Einstein's theory of fidelity

Albert Einstein
The young Albert Einstein

Letters in which Albert Einstein openly discusses his girlfriends and moans to his wife how they showered him with "unwanted" affection were made public for the first time yesterday.

The large collection reveals the private life of a much younger and good looking Einstein, a man who talked about his extra-marital affairs with his second wife even though she accepted his philandering only reluctantly.

Albert Einstein
The young Albert Einstein

The letters were released yesterday by the Albert Einstein Archives at the Hebrew University of Jerusalem. Spanning almost 3,500 pages, the correspondence encompasses letters to and from his first and second wives and his two known children between the years 1912-1955 and confirm a more rakish and human image of Einstein that first began to emerge two decades ago with private correspondence and the use of suppressed manuscripts.

Einstein's dalliances feature in the almost daily letters he wrote to his second wife Elsa, herself once the subject of his extra-marital attentions, and to her daughter Margot while away from home. Although Einstein's wandering eye will not in itself be news, the letters fill in many details to create a more detailed picture of Einstein than that offered by the iconic image of an old man with wild, white hair.

Einstein’s first wife and their sons
Einstein’s first wife, Mileva, and her sons Eduard and Hans Albert

In 1923, he fell in love with Betty Neumann, the niece of a close friend, Hans Mühsam. Einstein did his utmost to integrate her into his family life. He failed and his parting words to Betty are remarkable and touching: "[I] must seek in the stars what was denied to me on Earth."

Between the mid-1920s and his emigration to the United States in 1933 he flirted with various women, including Margarete Lebach, a blonde Austrian, Estella Katzenellenbogen, the rich owner of a florist business, and Toni Mendel, a wealthy Jewish widow.

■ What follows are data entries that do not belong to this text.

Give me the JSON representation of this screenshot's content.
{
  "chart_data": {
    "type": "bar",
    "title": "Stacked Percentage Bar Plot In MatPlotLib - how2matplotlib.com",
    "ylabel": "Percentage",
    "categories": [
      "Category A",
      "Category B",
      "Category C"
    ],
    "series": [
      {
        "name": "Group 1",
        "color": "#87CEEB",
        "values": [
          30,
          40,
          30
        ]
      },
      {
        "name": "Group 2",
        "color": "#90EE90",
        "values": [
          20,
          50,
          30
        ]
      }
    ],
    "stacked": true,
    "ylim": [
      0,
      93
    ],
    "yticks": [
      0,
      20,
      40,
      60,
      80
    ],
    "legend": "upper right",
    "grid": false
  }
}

They shared the pleasure of sailing, of reading books, of attending concerts and more with Einstein. The letters suggest that there was an additional Toni, another Ethel and perhaps other women who filled some gaps.

Ethel Michanowski, a Berlin socialite and friend of Margot, was involved with Einstein in the late 1920s and early 1930s. A letter to his wife Elsa reads: "Mrs M definitely acted according to the best Christian-Jewish ethics: 1) one should do what one enjoys and what won't harm anyone else; and 2) one should refrain from doing things one does not take delight in and which annoy another person. Because of 1) she came with me, and because of 2) she didn't tell you a word. Isn't that irreproachable?"

She went so far as to chase him to England, said Barbara Wolff, an archivist at the Einstein Archives. In one letter to Margot in 1931 he complained that "Mrs M [Michanowski] followed me [to England], and her chasing me is getting out of control."

Some conspiracy theorists have argued that Einstein gave his first wife, Mileva Maric, his Nobel Prize money because she had helped to develop his first theory of relativity, when the mainstream view is that the money was for the upbringing of his sons.

But these letters reveal that he instead invested most of the money in America and that much of it was lost in the Depression. This caused friction with Mileva, who felt betrayed because he had not deposited the entire sum as agreed, and she repeatedly had to ask him for money. Ultimately, however, he paid her more money than he received with the prize.

The letters for the first time include replies from Einstein's family, Hanoch Gutfreund, the chairman of the Albert Einstein Worldwide Exhibition at Hebrew University said, adding that it helped to shatter myths that he was always cold towards his family.

"In these letters he acts with much greater friendship and understanding to Mileva and his sons."

Einstein's younger son, Eduard had just started university studies when he had a nervous breakdown and had to be admitted to hospital. Soon afterwards he was diagnosed as schizophrenic. But Einstein found his son's mental illness difficult to accept, and on more than one occasion expresses the idea that it would have been better if Eduard had not been born.

Einstein became a global superstar when his general theory of relativity was confirmed by a British expedition. But, in a letter to Elsa in 1921, Einstein admits, "Soon I'll be fed up with the relativity. Even such a thing fades away when one is too involved with it…"

The collection, released yesterday, has been in the Einstein Archives at the Hebrew University for many years, but was not made public in accordance with the will of his stepdaughter, Margot, who specified that they not be revealed until 20 years after her death. She died on July 8, 1986.